Of course, design review is not the only force driving the architectural monoculture we see today. The requirements of the International Building Code, the desires of national credit tenants, and the use of common cheap building materials all drive buildings to have similar looks today. However, architectural design review continues to beat out any distinctive features from new developments that are proposed within all of the other existing constraints on design.
The popular replacement to design review committees that fits within current California law is to include objective design standards that prevent the construction of plain beige boxes. These standards often include requirements to break up building massing with plane breaks and roof projections, to provide additional articulation on walls facing the public right of way, and the addition of other architectural details that are often akin to putting lipstick on a pig. This leads to an architectural style that R. John Anderson has dubbed Ransom Note Style.
However, this too does not help achieve a community’s goal of becoming a nice place to live that is unique to itself. Instead, we get buildings that can still be built anywhere, that now just cost more to build and have more fenestration.

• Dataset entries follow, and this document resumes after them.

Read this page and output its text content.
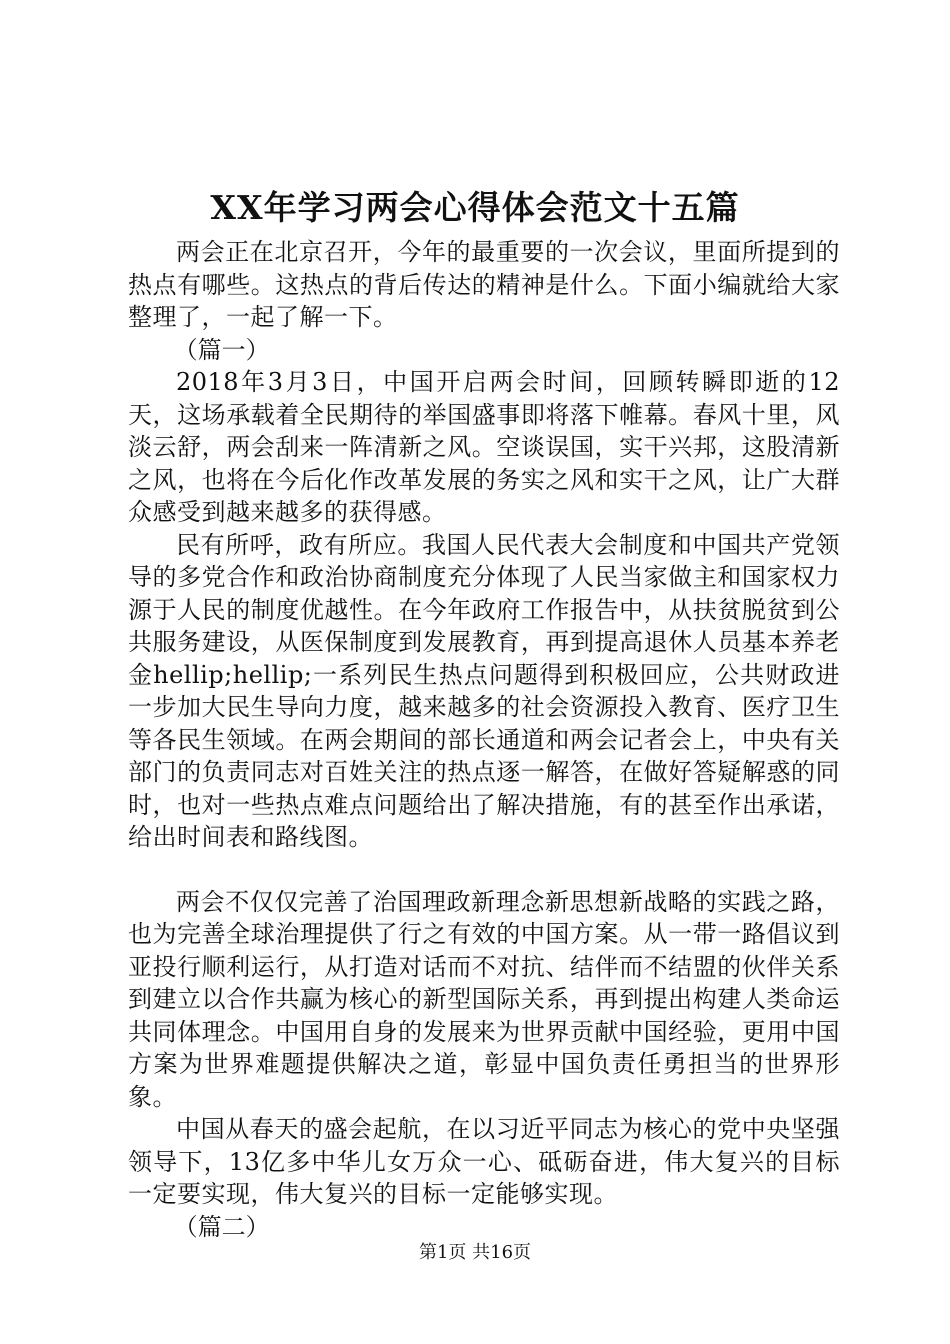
XX年学习两会心得体会范文十五篇

两会正在北京召开，今年的最重要的一次会议，里面所提到的热点有哪些。这热点的背后传达的精神是什么。下面小编就给大家整理了，一起了解一下。

（篇一）

2018年3月3日，中国开启两会时间，回顾转瞬即逝的12天，这场承载着全民期待的举国盛事即将落下帷幕。春风十里，风淡云舒，两会刮来一阵清新之风。空谈误国，实干兴邦，这股清新之风，也将在今后化作改革发展的务实之风和实干之风，让广大群众感受到越来越多的获得感。

民有所呼，政有所应。我国人民代表大会制度和中国共产党领导的多党合作和政治协商制度充分体现了人民当家做主和国家权力源于人民的制度优越性。在今年政府工作报告中，从扶贫脱贫到公共服务建设，从医保制度到发展教育，再到提高退休人员基本养老金hellip;hellip;一系列民生热点问题得到积极回应，公共财政进一步加大民生导向力度，越来越多的社会资源投入教育、医疗卫生等各民生领域。在两会期间的部长通道和两会记者会上，中央有关部门的负责同志对百姓关注的热点逐一解答，在做好答疑解惑的同时，也对一些热点难点问题给出了解决措施，有的甚至作出承诺，给出时间表和路线图。

两会不仅仅完善了治国理政新理念新思想新战略的实践之路，也为完善全球治理提供了行之有效的中国方案。从一带一路倡议到亚投行顺利运行，从打造对话而不对抗、结伴而不结盟的伙伴关系到建立以合作共赢为核心的新型国际关系，再到提出构建人类命运共同体理念。中国用自身的发展来为世界贡献中国经验，更用中国方案为世界难题提供解决之道，彰显中国负责任勇担当的世界形象。

中国从春天的盛会起航，在以习近平同志为核心的党中央坚强领导下，13亿多中华儿女万众一心、砥砺奋进，伟大复兴的目标一定要实现，伟大复兴的目标一定能够实现。

（篇二）

第1页 共16页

To create places that are unique and livable, cities need to rethink the role of design review and objective design standards. The biggest driver of livability and character is the public realm and the area where private uses meet public at the human scale. Objective design standards have value where people on the street interact with the buildings, but beyond that create a larger constraint than benefit for new buildings. In other words, the design standards should be confined to the ground floor and be simple enough to allow for the building designer and tenants to express their own personality through the design and use of the building.
In the end, the way a place gains character is through developers and residents expressing their own unique style through the design and use of our shared built environment. This cannot be accomplished through design-by-committee or overly prescriptive design standards, objective or not.